A. Reference is made to the Credit Agreement dated as of November 20, 2007 (as amended, supplemented or otherwise modified from time to time, the "Credit Agreement"), among the Borrower, Holdings, Credit Suisse, as Administrative Agent, Collateral Agent, Swing Line Lender and an L/C Issuer, and each lender from time to time party thereto (collectively, the "Lenders" and individually, a "Lender").
B. Capitalized terms used herein and not otherwise defined herein shall have the meanings assigned to such terms in the Credit Agreement and the Security Agreement referred to therein.
C. The Grantors have entered into the Security Agreement in order to induce the Lenders to make Loans and the L/C Issuers to issue Letters of Credit. Section 6.14 of the Security Agreement provides that any Intermediate Holding Company or additional Restricted Subsidiaries of the Borrower may become Grantors and, in the case of such Restricted Subsidiaries, Subsidiary Parties under the Security Agreement by execution and delivery of an instrument in the form of this Supplement. The undersigned Intermediate Holding Company or Restricted Subsidiary (the "New Grantor") is executing this Supplement in accordance with the requirements of the Credit Agreement to become a Grantor and, in the case of any such Restricted Subsidiary, a Subsidiary Party under the Security Agreement in order to induce the Lenders to make additional Loans and the L/C Issuers to issue additional Letters of Credit and as consideration for Loans previously made and Letters of Credit previously issued.
Accordingly, the Collateral Agent and the New Grantor agree as follows:
SECTION 1. In accordance with Section 6.14 of the Security Agreement, the New Grantor by its signature below becomes a Grantor and a Subsidiary Party, as applicable, under the Security Agreement with the same force and effect as if originally named therein as a Grantor and a Subsidiary Party, as applicable, and the New Grantor hereby (a) agrees to all the terms and provisions of the Security Agreement applicable to it as a Subsidiary Party and Grantor, as applicable, thereunder and (b) represents and warrants that the representations and warranties made by it as a Grantor thereunder are true and correct on and as of the date hereof. In furtherance of the foregoing, the New Grantor, as security for the payment and performance in full of the Obligations does hereby create and grant to the Collateral Agent, its successors and assigns, for the benefit of the Secured Parties, their successors and assigns, a security interest in and lien on all of the New Grantor's right, title and interest in and to the Collateral (as defined in the Security Agreement) of the New Grantor. Each reference to a "Grantor" in the Security Agreement shall be deemed to include the New Grantor. The Security Agreement is hereby incorporated herein by reference.
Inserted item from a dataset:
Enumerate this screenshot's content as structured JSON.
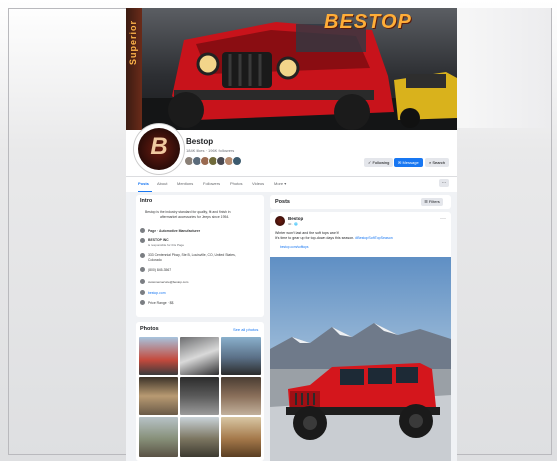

SECTION 2. The New Grantor represents and warrants to the Collateral Agent and the other Secured Parties that this Supplement has been duly authorized, executed and delivered by it and constitutes its legal, valid and binding obligation, enforceable against it in accordance with its terms.
SECTION 3. This Supplement may be executed in counterparts (and by different parties hereto on different counterparts), each of which shall constitute an original, but all of which when taken together shall constitute a single contract. This Supplement shall become effective when the Collateral Agent shall have received a counterpart of this Supplement that bears the signature of the New Grantor, and the Collateral Agent has executed a counterpart hereof. Delivery of an executed signature
page to this Supplement by facsimile transmission or other electronic transmission (i.e., a "PDF" or "TIF") shall be as effective as delivery of a manually signed counterpart of this Supplement.
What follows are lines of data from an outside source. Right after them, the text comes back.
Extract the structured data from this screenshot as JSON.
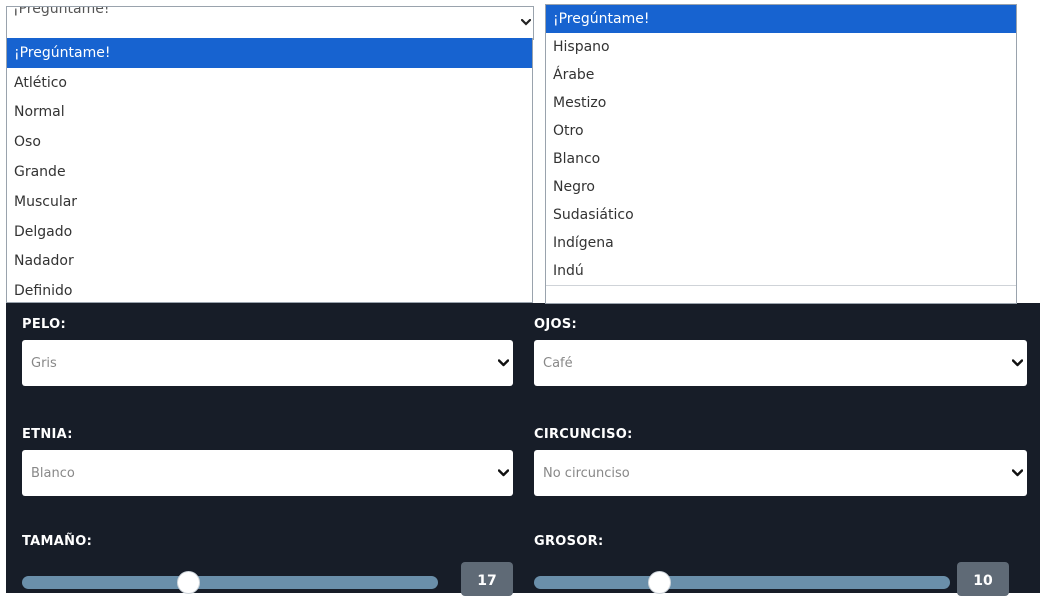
{
  "body_dropdown": {
    "current_value": "¡Pregúntame!",
    "options": [
      "¡Pregúntame!",
      "Atlético",
      "Normal",
      "Oso",
      "Grande",
      "Muscular",
      "Delgado",
      "Nadador",
      "Definido"
    ],
    "selected_index": 0
  },
  "ethnicity_dropdown": {
    "options": [
      "¡Pregúntame!",
      "Hispano",
      "Árabe",
      "Mestizo",
      "Otro",
      "Blanco",
      "Negro",
      "Sudasiático",
      "Indígena",
      "Indú"
    ],
    "selected_index": 0
  },
  "form": {
    "hair": {
      "label": "PELO:",
      "value": "Gris"
    },
    "eyes": {
      "label": "OJOS:",
      "value": "Café"
    },
    "ethnicity": {
      "label": "ETNIA:",
      "value": "Blanco"
    },
    "circumcised": {
      "label": "CIRCUNCISO:",
      "value": "No circunciso"
    },
    "size": {
      "label": "TAMAÑO:",
      "value": "17"
    },
    "thickness": {
      "label": "GROSOR:",
      "value": "10"
    }
  },
  "colors": {
    "panel_bg": "#171d28",
    "selected_option": "#1763d0",
    "slider_track": "#6a8faa",
    "value_badge": "#5f6a76"
  },
  "icons": {
    "select_chevron": "chevron-down-icon"
  }
}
SECTION 4. The New Grantor hereby represents and warrants that (a) set forth on Schedule I attached hereto is a true and correct schedule of the Pledged Collateral and (b) set forth under its signature hereto is the true and correct legal name of the New Grantor, its jurisdiction of formation and the location of its chief executive office.
SECTION 5. Except as expressly supplemented hereby, the Security Agreement shall remain in full force and effect.
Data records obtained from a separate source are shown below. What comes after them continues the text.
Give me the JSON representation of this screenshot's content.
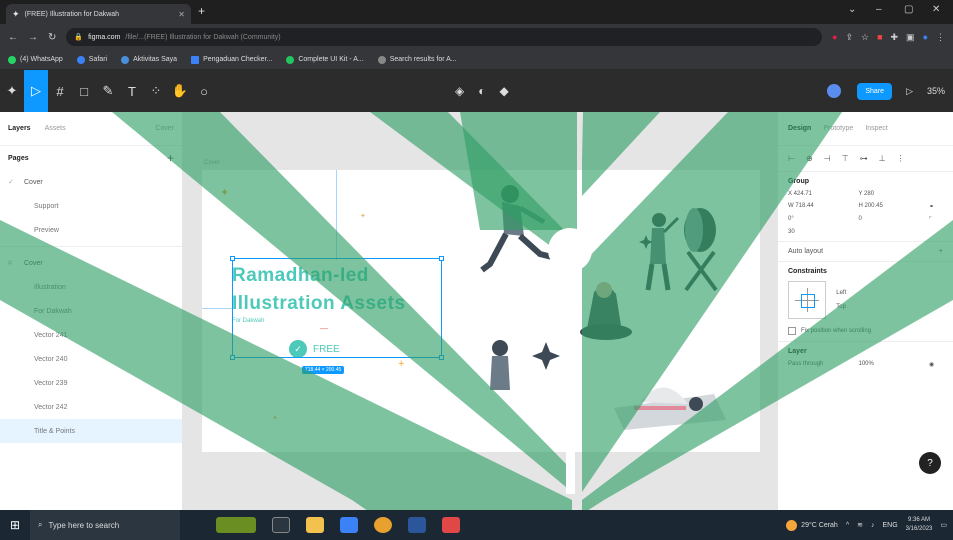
{
  "browser": {
    "tab_title": "(FREE) Illustration for Dakwah",
    "bookmarks": [
      {
        "label": "(4) WhatsApp",
        "color": "#25d366"
      },
      {
        "label": "Safari",
        "color": "#3b82f6"
      },
      {
        "label": "Aktivitas Saya",
        "color": "#4a90d9"
      },
      {
        "label": "Pengaduan Checker...",
        "color": "#3b82f6"
      },
      {
        "label": "Complete UI Kit - A...",
        "color": "#22c55e"
      },
      {
        "label": "Search results for A...",
        "color": "#888888"
      }
    ],
    "url_host": "figma.com",
    "url_path": "/file/...(FREE) Illustration for Dakwah (Community)"
  },
  "figma": {
    "share_label": "Share",
    "zoom": "35%"
  },
  "left_panel": {
    "tabs": [
      "Layers",
      "Assets"
    ],
    "page_selector": "Cover",
    "pages_label": "Pages",
    "pages": [
      "Cover",
      "Support",
      "Preview"
    ],
    "frame_name": "Cover",
    "layers": [
      "Illustration",
      "For Dakwah",
      "Vector 241",
      "Vector 240",
      "Vector 239",
      "Vector 242",
      "Title & Points"
    ]
  },
  "canvas": {
    "frame_label": "Cover",
    "headline_1": "Ramadhan-Ied",
    "headline_2": "Illustration Assets",
    "subhead": "For Dakwah",
    "free_label": "FREE",
    "size_badge": "718.44 × 200.45"
  },
  "right_panel": {
    "tabs": [
      "Design",
      "Prototype",
      "Inspect"
    ],
    "group_title": "Group",
    "x": "X  424.71",
    "y": "Y  280",
    "w": "W  718.44",
    "h": "H  200.45",
    "rotation": "0°",
    "radius": "0",
    "clip": "30",
    "auto_layout": "Auto layout",
    "constraints_title": "Constraints",
    "constraint_h": "Left",
    "constraint_v": "Top",
    "fix_position": "Fix position when scrolling",
    "layer_title": "Layer",
    "blend": "Pass through",
    "opacity": "100%"
  },
  "taskbar": {
    "search_placeholder": "Type here to search",
    "weather": "29°C Cerah",
    "lang": "ENG",
    "time": "9:36 AM",
    "date": "3/16/2023"
  },
  "colors": {
    "accent": "#0d99ff",
    "teal": "#4cc9b9",
    "watermark": "#2f9e64"
  }
}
SECTION 6. THIS SUPPLEMENT SHALL BE GOVERNED BY, AND CONSTRUED IN ACCORDANCE WITH, THE LAWS OF THE STATE OF NEW YORK.
SECTION 7. In case any one or more of the provisions contained in this Supplement should be held invalid, illegal or unenforceable in any respect, the validity, legality and enforceability of the remaining provisions contained herein and in the Security Agreement shall not in any way be affected or impaired thereby (it being understood that the invalidity of a particular provision in a particular jurisdiction shall not in and of itself affect the validity of such provision in any other jurisdiction). The parties hereto shall endeavor in good-faith negotiations to replace the invalid, illegal or unenforceable provisions with valid provisions the economic effect of which comes as close as possible to that of the invalid, illegal or unenforceable provisions.
SECTION 8. All communications and notices hereunder shall be in writing and given as provided in Section 6.01 of the Security Agreement.
SECTION 9. The New Grantor agrees to reimburse the Collateral Agent for its reasonable out-of-pocket expenses in connection with this Supplement, including the reasonable fees, other charges and disbursements of counsel for the Collateral Agent.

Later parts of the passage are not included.